Easy-to-make, sacrificial subfences allow you to make a zero-clearance opening for super-clean, super-safe cuts. Simply slide the infeed fence slowly into the spinning bit.
T-tracks provide slide-and-lock adjustments for maximum versatility. They make for super-smooth fence adjustments and convenient attachment points for accessories.
You can work at the back of the table to take advantage of the large setback to support big stock, like this door panel. That way you’re not having to divide your attention between feeding the stock and keeping it from falling off the table.
Photo 1: Assemble the cabinet with butt joints and screws. Use the toe-kick as a spacer for locating the bottom shelf. Spring clamps are like having a third hand for supporting cabinet parts during assembly.
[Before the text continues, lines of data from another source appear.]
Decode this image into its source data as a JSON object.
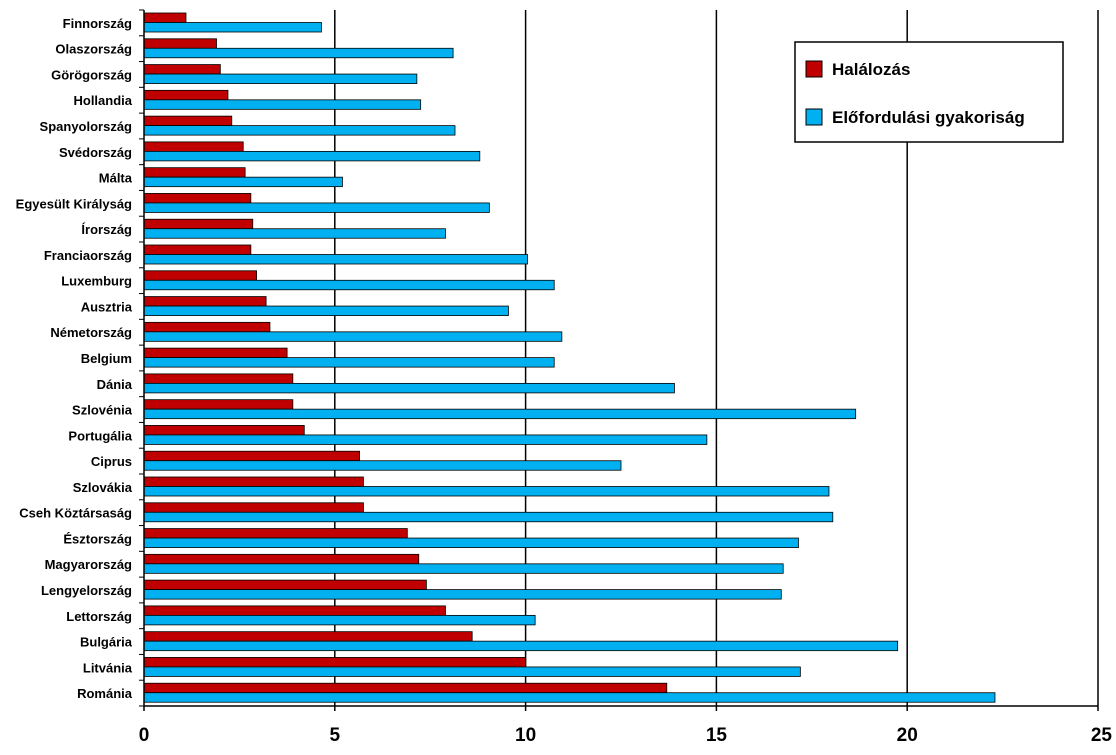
{
  "chart_data": {
    "type": "bar",
    "orientation": "horizontal",
    "categories": [
      "Finnország",
      "Olaszország",
      "Görögország",
      "Hollandia",
      "Spanyolország",
      "Svédország",
      "Málta",
      "Egyesült Királyság",
      "Írország",
      "Franciaország",
      "Luxemburg",
      "Ausztria",
      "Németország",
      "Belgium",
      "Dánia",
      "Szlovénia",
      "Portugália",
      "Ciprus",
      "Szlovákia",
      "Cseh Köztársaság",
      "Észtország",
      "Magyarország",
      "Lengyelország",
      "Lettország",
      "Bulgária",
      "Litvánia",
      "Románia"
    ],
    "series": [
      {
        "name": "Halálozás",
        "color": "#c00000",
        "values": [
          1.1,
          1.9,
          2.0,
          2.2,
          2.3,
          2.6,
          2.65,
          2.8,
          2.85,
          2.8,
          2.95,
          3.2,
          3.3,
          3.75,
          3.9,
          3.9,
          4.2,
          5.65,
          5.75,
          5.75,
          6.9,
          7.2,
          7.4,
          7.9,
          8.6,
          10.0,
          13.7
        ]
      },
      {
        "name": "Előfordulási gyakoriság",
        "color": "#00b0f0",
        "values": [
          4.65,
          8.1,
          7.15,
          7.25,
          8.15,
          8.8,
          5.2,
          9.05,
          7.9,
          10.05,
          10.75,
          9.55,
          10.95,
          10.75,
          13.9,
          18.65,
          14.75,
          12.5,
          17.95,
          18.05,
          17.15,
          16.75,
          16.7,
          10.25,
          19.75,
          17.2,
          22.3
        ]
      }
    ],
    "xlim": [
      0,
      25
    ],
    "xticks": [
      "0",
      "5",
      "10",
      "15",
      "20",
      "25"
    ],
    "xlabel": "",
    "ylabel": "",
    "grid": "vertical major lines",
    "legend_position": "top-right"
  }
}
Photo 2: Glue together the two top pieces on a flat surface, such as your tablesaw. Sandbags (wrapped in plastic to avoid spills) provide the clamping pressure. Be sure to offset the two pieces by about 1/4 in. This will give you two clean edges to place against your tablesaw fence as you cut the top to final dimensions (see Photo 3).
Photo 3: Trim the built-up top on the tablesaw using the two offset edges against the fence. You’ll have to make four cuts to get the whole top square with flush edges. Leave an extra 1/2 in. on the width for trimming the hardwood edges (see Photo 4).
Photo 4: Cut the top to final width with the hardwood edging glued onto the sides. The hardwood is placed just shy of one edge on the MDF core. This leaves a clean edge to reference against the tablesaw fence for the first cut. The second cut is made to final width and leaves the hardwood perfectly flush with the edges of the MDF.
Photo 5: Apply the plastic laminate. Slip sticks prevent the plastic laminate from sticking to the top before you have it properly positioned. When the laminate evenly overlaps all four edges of the top, slip one stick out at a time and apply pressure to the laminate using a block of wood or a roller.
Photo 6: Rout the recess for your mounting plate. Build the template to fit snugly around your mounting plate. Use a top-bearing flush-trim bit to cut an exact-size opening. Make sure the template is deep enough to accommodate the bit length. Use a jigsaw to cut a hole in the center of the recess, leaving a 1/2-in. ledge for the mounting plate (Fig. A).
Photo 7: Rout channels for the T-track with a 3/4-in. straight cutter and an edge guide. Cut the full-length dado at the front of the table first; then cut the stopped rabbets on the two edges.
Photo 8: Rout slots in the fence parts using your newly built table and a temporary fence. Drill a 1/4-in. hole at the beginning and end of each slot. With the router turned off, set the blank against the fence so the 1/4-in. straight cutter protrudes through the first hole of the slot. Hold the blank firmly and turn on the router. Push the blank forward until the bit reaches the second hole.
Photo 9: Cut notches in the fence parts with a jigsaw. Once the fence is assembled, the notches form an opening in the fence to accommodate the router bit.
Photo 10: Assemble the fence with screws. Check each support block for square before you use it. Perfectly square support blocks ensure a perfectly square fence.